10. Bölüm

7.3K 153 7
                                    

"Kabul ediyor musun?" 

Cevabımı hiç beklemediği yüz ifadesinden belli oluyordu. Büyük bir şaşkınlıkla bakıyordu bana. 

"Evet." dediğimde bir süre daha boş boş bana baktı. "Pardon, kabul edebileceğini beklemiyordum."

Göz devirdim. "Ama kabul ettim." dediğimde elini ensesine atıp ovaladı. O sırada siparişlerimiz de gelmişti. 

"Ne yapacağız o zaman? Ailelere ne zaman söyleyelim?" Omuz silktim. "Şu an bile arayıp söyleyebilirsin." 

Bana hala şaşkınlıkla baksa da yemeğine odaklandı bir süre sonra. "Sadece istediğim bir şey var." dediğimde kafasını kaldırıp bana tek kaşı havada sorarcasına baktı.

"Sade bir nikah yapacağız. Düğün falan istemiyorum hatta mümkünse kimse olmasın nikahta. Biz bir de iki şahit yeter." dediğimde kaşları çatıldı.

"Neden? Yani neden düğün istemiyorsun ki? Annelerimize söylesek eminim ki güzel bir düğün hazırlayıp tüm sosyeteyi de çağırabilirler." dediğinde suratımı buruşturdum. Ben de bu yüzden istemiyordum ya zaten.

"Hiç çekemem o kalabalığı." dediğimde kafa salladı. "Nasıl istersen." dediğinde ben de derin bir nefes alıp yemeğime döndüm. 

"Pamir geldi mi bir daha sizin şirkete?" yemekten kafasını kaldırmadan sorduğunda ona kısa bir bakış attım. 

"Bugün geldi." Kafasını aniden kaldırıp bana baktığında tek kaşımı kaldırıp baktım.

"Onunla iş yapmak konusunda kararlısın yani?" dediğinde göz devirip arkama yaslandım. "Bak Dirim, sizin aranızdaki gerilim ya da düşmanlık benim umurumda değil. Ben şirketimi yükseltmek istiyorum sadece. Ve sen kabul etmesen de Pamir'in şirketi bunun için en iyilerden biri." dediğimde derin bir nefes aldı.

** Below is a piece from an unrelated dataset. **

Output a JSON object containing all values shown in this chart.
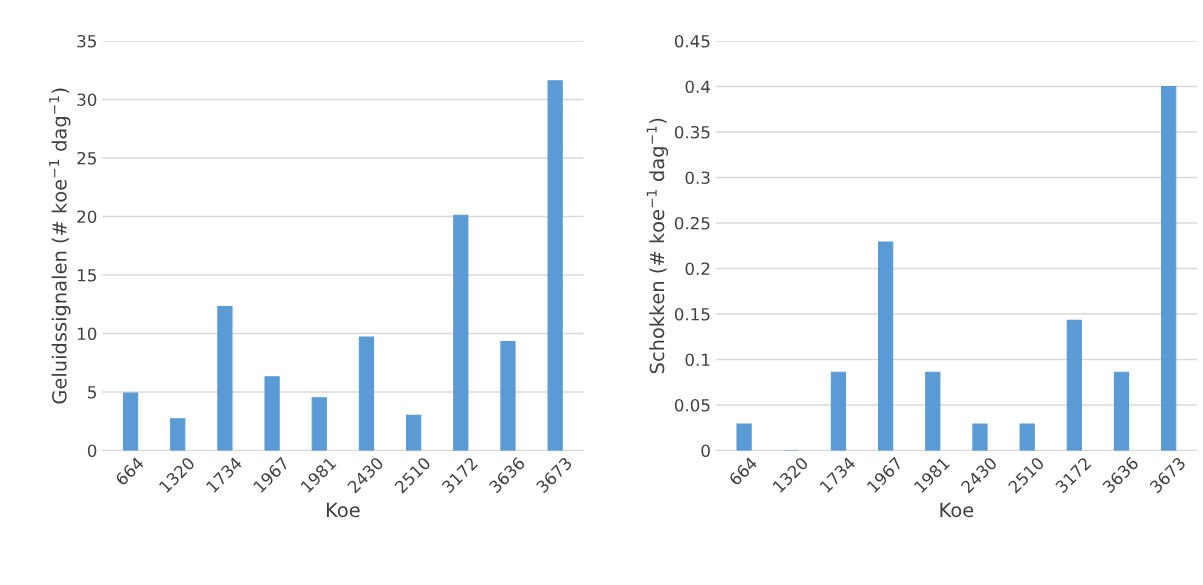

"Sonunda şirketi batırmasın da." dediğinde sinsice güldüm. "İsterse denesin." Dirim tekrar kafasını kaldırıp bana baktı ve yüzümdeki ifadeyi gördüğünde kaşlarını çatıp izledi yüzümü. 

"Nasıl bu kadar rahat olabiliyorsun? O adamın neler yapabileceğinden haberin bile yok." dediğinde histerik bir kahkaha attım. 

"Dirim." dedikten sonra ona gülümseyerek baktım. Gözlerinde bariz bir şaşkınlık belirmişti. "Asıl sizin benim neler yapabileceğimden haberiniz yok." dedikten sonra yüzümdeki gülümsemeyi sildim ama gözlerinde hala haylaz parıltılar olduğundan emindim. Bir süre gözlerime baktı düşünceli bir ifadeyle. 

"Onu anladım sanırım." 

******

Dirim'le yemekten ayrıldıktan sonra nikah işlemlerini halletmiştik. Yarın öğlen kıyılacaktı nikah. Önümdeki tuvalden biraz uzaklaşıp çizdiğim şeyi inceledim. Bugün gibi düşünceli olduğum günlerde ne çizdiğime dikkat etmez rastgele vururdum fırça darbelerimi. Ama bu sefer sanırım rastgele değildi. Çizdiğim şeyi anlamlandırdığımda gözlerim kocaman açıldı. Seslice yutkunduğumda fırçayı ve paleti hızlıca bırakıp tuvali şövaleden indirdim ve kenardaki yığının üstüne atıp üstlerine örttüğüm bezi düzelttim. 

Telefonumun sesini duyunca girdiğim moddan hızlıca sıyrılıp telefonumu cevapladım. "Efendim?"

"Ben bizimkilere söyledim. Sen de haber verdin mi?"

Görmeyeceğini bilsem de kafa salladım. "Söyledim."

"Nikah şahidin belli mi?" dediğinde derin bir nefes aldım. 

"Hayır." 

"O zaman bizimkilerden biri olabilir mi?" dediğinde omuz silktim. "Fark etmez bana."